I think about the climate a lot. Better yet, I worry about the climate a lot. And, after almost a year of Global Environmental History (GEH), I have very good reason to be worried. Unless something drastic changes, we will be experiencing the grave consequences of our destructive environmental choices within our lifetimes. Oceans will warm and rise, biodiversity will be reduced, species will go extinct, and we will be pounded by natural disaster after natural disaster.
This is all information I know and care deeply about, and yet, I still find myself making choices that make me part of the problem. I drive often, I use plastic cups sometimes, I eat meat, etc. Horace Mann has provided me with an enriching climate education. Why isn’t that enough to force me to make eco-friendly choices?
This is a question that my GEH class discussed a few months ago. One student in my class said that solving climate change was a matter of getting information to enough people. “If only everyone knew about the problem,” they said, “then we’d be able to solve it.” Immediately, a sea of frenzied hands shot up into the air to counter this claim. The whole class quickly came to the consensus that the climate crisis is not just about information. Many people, like myself, have the information and continue to do the wrong thing all the time.

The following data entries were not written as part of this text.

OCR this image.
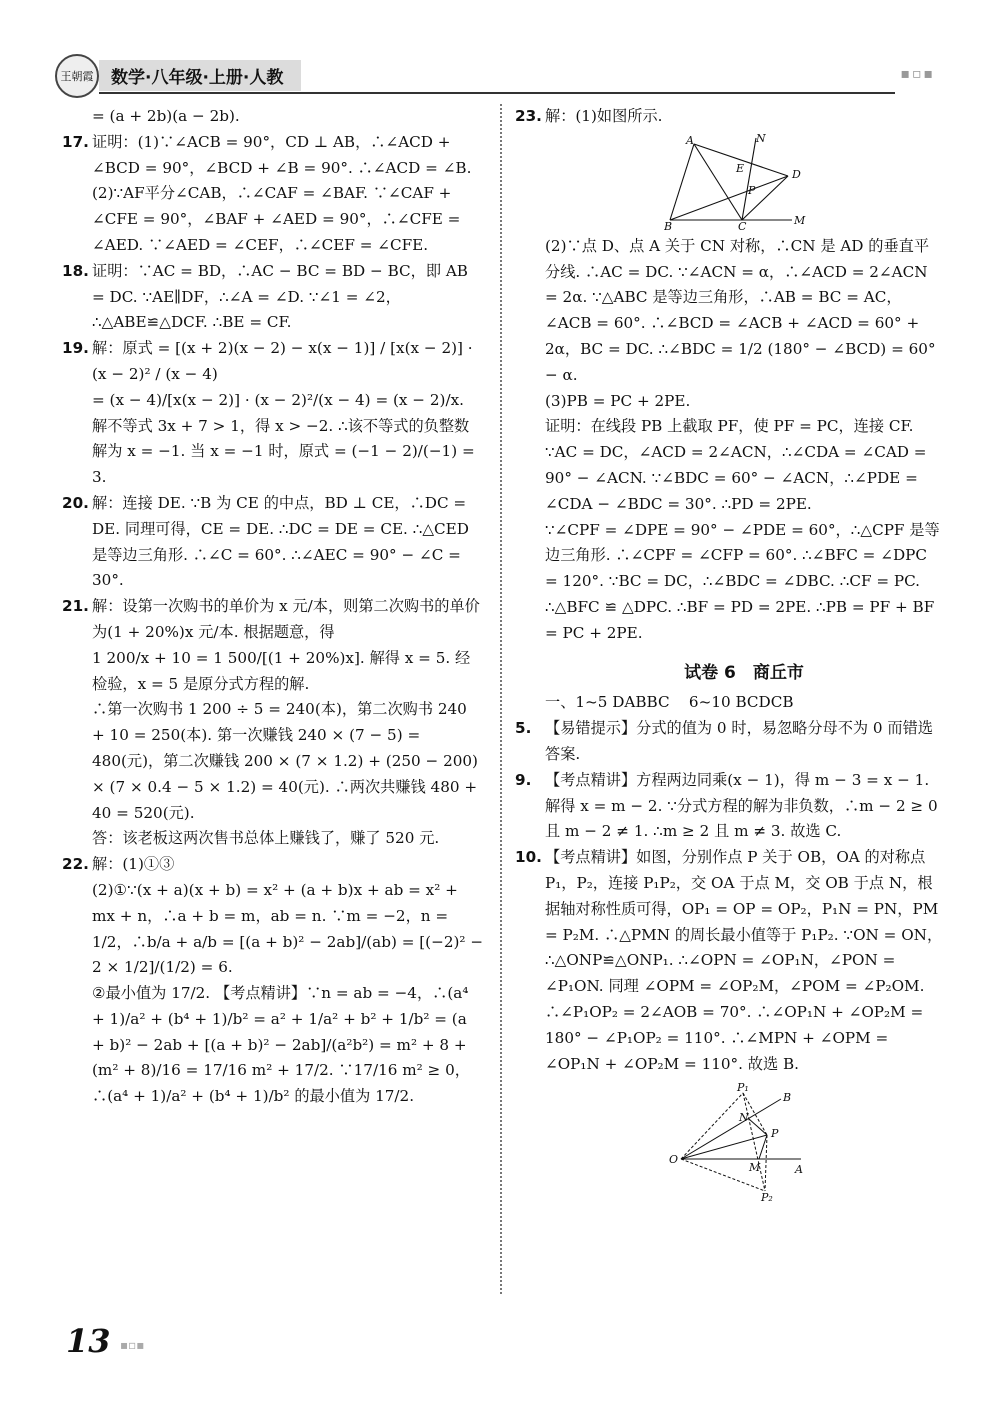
王朝霞	数学·八年级·上册·人教	▪▫▪
= (a + 2b)(a − 2b).
17. 证明：(1)∵∠ACB = 90°，CD ⊥ AB，∴∠ACD + ∠BCD = 90°，∠BCD + ∠B = 90°. ∴∠ACD = ∠B.
(2)∵AF平分∠CAB，∴∠CAF = ∠BAF. ∵∠CAF + ∠CFE = 90°，∠BAF + ∠AED = 90°，∴∠CFE = ∠AED. ∵∠AED = ∠CEF，∴∠CEF = ∠CFE.
18. 证明：∵AC = BD，∴AC − BC = BD − BC，即 AB = DC. ∵AE∥DF，∴∠A = ∠D. ∵∠1 = ∠2，∴△ABE≌△DCF. ∴BE = CF.
19. 解：原式 = [(x + 2)(x − 2) − x(x − 1)] / [x(x − 2)] · (x − 2)² / (x − 4)
= (x − 4)/[x(x − 2)] · (x − 2)²/(x − 4) = (x − 2)/x.
解不等式 3x + 7 > 1，得 x > −2. ∴该不等式的负整数解为 x = −1. 当 x = −1 时，原式 = (−1 − 2)/(−1) = 3.
20. 解：连接 DE. ∵B 为 CE 的中点，BD ⊥ CE，∴DC = DE. 同理可得，CE = DE. ∴DC = DE = CE. ∴△CED 是等边三角形. ∴∠C = 60°. ∴∠AEC = 90° − ∠C = 30°.
21. 解：设第一次购书的单价为 x 元/本，则第二次购书的单价为(1 + 20%)x 元/本. 根据题意，得
1 200/x + 10 = 1 500/[(1 + 20%)x]. 解得 x = 5. 经检验，x = 5 是原分式方程的解.
∴第一次购书 1 200 ÷ 5 = 240(本)，第二次购书 240 + 10 = 250(本). 第一次赚钱 240 × (7 − 5) = 480(元)，第二次赚钱 200 × (7 × 1.2) + (250 − 200) × (7 × 0.4 − 5 × 1.2) = 40(元). ∴两次共赚钱 480 + 40 = 520(元).
答：该老板这两次售书总体上赚钱了，赚了 520 元.
22. 解：(1)①③
(2)①∵(x + a)(x + b) = x² + (a + b)x + ab = x² + mx + n，∴a + b = m，ab = n. ∵m = −2，n = 1/2，∴b/a + a/b = [(a + b)² − 2ab]/(ab) = [(−2)² − 2 × 1/2]/(1/2) = 6.
②最小值为 17/2. 【考点精讲】∵n = ab = −4，∴(a⁴ + 1)/a² + (b⁴ + 1)/b² = a² + 1/a² + b² + 1/b² = (a + b)² − 2ab + [(a + b)² − 2ab]/(a²b²) = m² + 8 + (m² + 8)/16 = 17/16 m² + 17/2. ∵17/16 m² ≥ 0，∴(a⁴ + 1)/a² + (b⁴ + 1)/b² 的最小值为 17/2.
23. 解：(1)如图所示.
A	N
E	D
P
B	C	M
(2)∵点 D、点 A 关于 CN 对称，∴CN 是 AD 的垂直平分线. ∴AC = DC. ∵∠ACN = α，∴∠ACD = 2∠ACN = 2α. ∵△ABC 是等边三角形，∴AB = BC = AC，∠ACB = 60°. ∴∠BCD = ∠ACB + ∠ACD = 60° + 2α，BC = DC. ∴∠BDC = 1/2 (180° − ∠BCD) = 60° − α.
(3)PB = PC + 2PE.
证明：在线段 PB 上截取 PF，使 PF = PC，连接 CF. ∵AC = DC，∠ACD = 2∠ACN，∴∠CDA = ∠CAD = 90° − ∠ACN. ∵∠BDC = 60° − ∠ACN，∴∠PDE = ∠CDA − ∠BDC = 30°. ∴PD = 2PE.
∵∠CPF = ∠DPE = 90° − ∠PDE = 60°，∴△CPF 是等边三角形. ∴∠CPF = ∠CFP = 60°. ∴∠BFC = ∠DPC = 120°. ∵BC = DC，∴∠BDC = ∠DBC. ∴CF = PC. ∴△BFC ≌ △DPC. ∴BF = PD = 2PE. ∴PB = PF + BF = PC + 2PE.
试卷 6　商丘市
一、1~5 DABBC    6~10 BCDCB
5. 【易错提示】分式的值为 0 时，易忽略分母不为 0 而错选答案.
9. 【考点精讲】方程两边同乘(x − 1)，得 m − 3 = x − 1. 解得 x = m − 2. ∵分式方程的解为非负数，∴m − 2 ≥ 0 且 m − 2 ≠ 1. ∴m ≥ 2 且 m ≠ 3. 故选 C.
10. 【考点精讲】如图，分别作点 P 关于 OB，OA 的对称点 P₁，P₂，连接 P₁P₂，交 OA 于点 M，交 OB 于点 N，根据轴对称性质可得，OP₁ = OP = OP₂，P₁N = PN，PM = P₂M. ∴△PMN 的周长最小值等于 P₁P₂. ∵ON = ON，∴△ONP≌△ONP₁. ∴∠OPN = ∠OP₁N，∠PON = ∠P₁ON. 同理 ∠OPM = ∠OP₂M，∠POM = ∠P₂OM. ∴∠P₁OP₂ = 2∠AOB = 70°. ∴∠OP₁N + ∠OP₂M = 180° − ∠P₁OP₂ = 110°. ∴∠MPN + ∠OPM = ∠OP₁N + ∠OP₂M = 110°. 故选 B.
P₁
B
N
P
O
M	A
P₂
13 ▪▫▪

Even with the right information, we often enlist the “it’s just one cup” mentality. When I’m using a plastic Starbucks cup, I calm my worries by convincing myself that it is a matter of proportions. “This is a global crisis,” I tell myself. “This is one cup in a global crisis. What difference could it actually make?”
To justify my bad actions, I convince myself that my actions don’t actually matter. Other times, I justify my actions by circumventing responsibility. “The government should really be subsidizing electric cars and sustainable fashion,” I say. “They should be making eco-friendly choices easier.” These justifications are lies and I know it, so recently I tried to adopt a new, more productive train of thought.
The solution to this dilemma is not to suddenly believe that my plastic cup is the end of the world — it’s not. I know very well that a single plastic cup will not determine whether or not Manhattan is flooded. But, I’ve realized that it is not about the cup at all; not exactly, at least. It’s about how to commit to making decisions just because we know that they are the right thing to do, even if they appear to be inconsequential. It’s about doing good deeds because they are good.
Instead of dismissing the consequences of our individual actions, we have to ritualize good climate behavior. We have to ritualize making daily efforts to protect the environment in the same way that we ritualize brushing our teeth for sanitary purposes, voting for democratic purposes, or practicing religious rituals, like my keeping Kosher, for spiritual purposes. Sure, it might be easier to not make these choices, but we still make them because they are habits. Our list of ritualized actions is long, and we need to add eco-friendly actions to that list.
This is how I have been thinking about making eco-friendly choices, and for the first time, it has been working. I try to ritualize turning lights off every time I leave a room in order to preserve electricity. To train myself to use less electricity, I made a mark with red tape on my shower handle of the moderate water temperature I would like to use for each shower. I have also made a habit of carrying around a reusable cup to prevent using plastic bottles. What was once an annoying extra object to carry around has now become natural. These are a few of the small things I have been trying to make daily rituals, so that I don’t have to think about it as much, and I encourage everyone to do the same.
Making eco-friendly choices can’t feel like a sacrifice every time, or else these choices won’t be made. They must be subconscious, natural, and routine. We all have to take the knowledge we acquire about which choices are good, which are bad, and we have to incorporate them into parts of our daily routine, even if it takes an uncomfortable adjustment.
Each time we perform these rituals, subconsciously or not, we will be reminding ourselves of the importance of protecting our planet. Though ritualizing eco-friendly behavior may not solve climate change, it will empower us to recognize that our choices do matter and that we all have a role to play in combating the climate catastrophe.